4) Pep Guardiola (Manchester City)
Top of the league despite probably looking the most vulnerable of the runaway top three for good chunks of the season. Still get a weird sense that things are normally so easy for them that they can be caught out in games that turn out difficult. Guardiola’s side have certainly dropped sillier points this season than either Chelsea or Liverpool and insistence on not having a striker, while often immaterial, can sometimes start to look like affectation. Still a great manager, but feeling persists that comparing squads on paper leads you to conclude they ought to be more than one point clear. Probably harsh, but there it is.


3) Jurgen Klopp (Liverpool)
He is very good, his team is very good, his best player is very good. Liverpool are good.

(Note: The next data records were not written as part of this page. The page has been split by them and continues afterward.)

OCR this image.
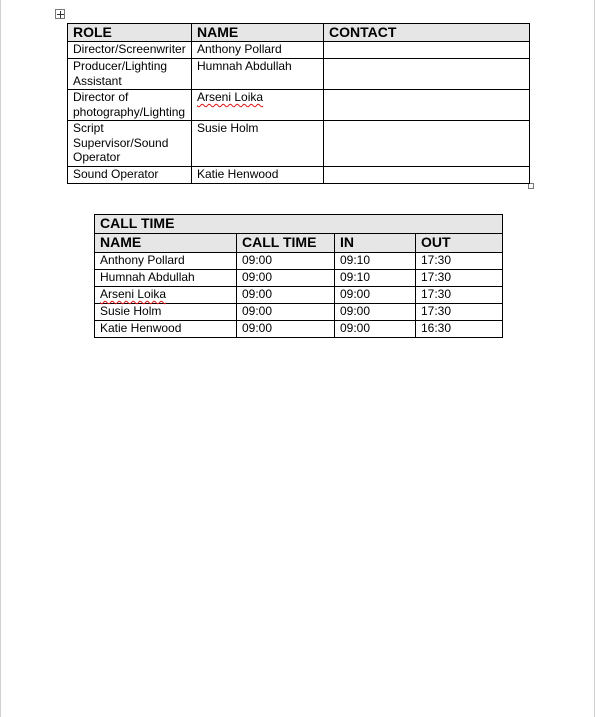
ROLE	NAME	CONTACT
Director/Screenwriter	Anthony Pollard	
Producer/Lighting Assistant	Humnah Abdullah	
Director of photography/Lighting	Arseni Loika	
Script Supervisor/Sound Operator	Susie Holm	
Sound Operator	Katie Henwood	
CALL TIME			
NAME	CALL TIME	IN	OUT
Anthony Pollard	09:00	09:10	17:30
Humnah Abdullah	09:00	09:10	17:30
Arseni Loika	09:00	09:00	17:30
Susie Holm	09:00	09:00	17:30
Katie Henwood	09:00	09:00	16:30
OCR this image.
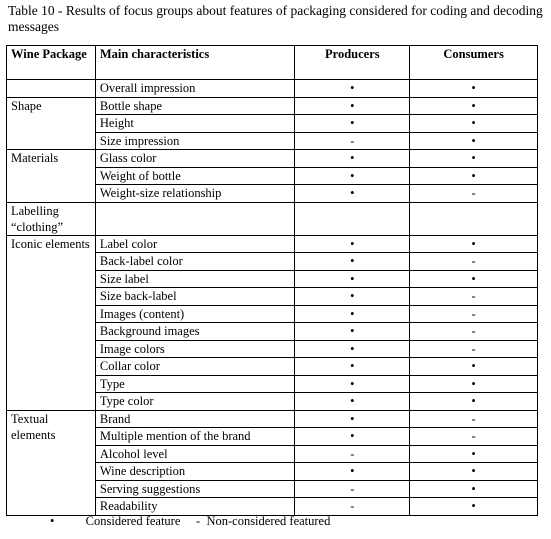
Table 10 - Results of focus groups about features of packaging considered for coding and decoding messages
Wine Package	Main characteristics	Producers	Consumers
	Overall impression	•	•
Shape	Bottle shape	•	•
	Height	•	•
	Size impression	-	•
Materials	Glass color	•	•
	Weight of bottle	•	•
	Weight-size relationship	•	-
Labelling “clothing”			
Iconic elements	Label color	•	•
	Back-label color	•	-
	Size label	•	•
	Size back-label	•	-
	Images (content)	•	-
	Background images	•	-
	Image colors	•	-
	Collar color	•	•
	Type	•	•
	Type color	•	•
Textual elements	Brand	•	-
	Multiple mention of the brand	•	-
	Alcohol level	-	•
	Wine description	•	•
	Serving suggestions	-	•
	Readability	-	•
•	Considered feature - Non-considered featured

2) Thomas Tuchel (Chelsea)
He’s just quietly excellent, isn’t he? Chelsea’s improvement under his guidance has been both dramatically fast yet also serenely calm, with a sense of inevitability about it all. Wildly off-brand chaotic defeat at West Ham can safely be viewed as an anomaly for now and we shouldn’t allow its recency to cloud our thoughts too much. Has made us swap the top two around, though. Gets ahead of his equally first-rate contemporaries Guardiola and Klopp on the basis it was slightly less certain that Chelsea would be in the title fight than it was for City and Liverpool to be there.


1) David Moyes (West Ham)
Last season’s wildly unexpected top-six finish has been built on impressively, with the Hammers currently in fourth place and looking down on Spurs, Manchester United and Arsenal. And deservedly so. A very good team, very well led and seemingly still on an upward curve. Technically outside our remit here, but have also absolutely cruised through the Europa League group stage despite minimal European experience within the squad. More credit to Moyes there, who has balanced the selection admirably (compare and contrast with Nuno’s doomed ’11 changes on a Thursday’ abdication of responsibility).

All that being said, the faintly chaotic 3-2 win over Chelsea still feels like a result the Hammers really needed; with Spurs and United on tentative upward trajectories, a fourth game without a win would’ve prompted some unwelcome chatter. Things should get easier again now, with Arsenal the only top-half league opponent in the next seven.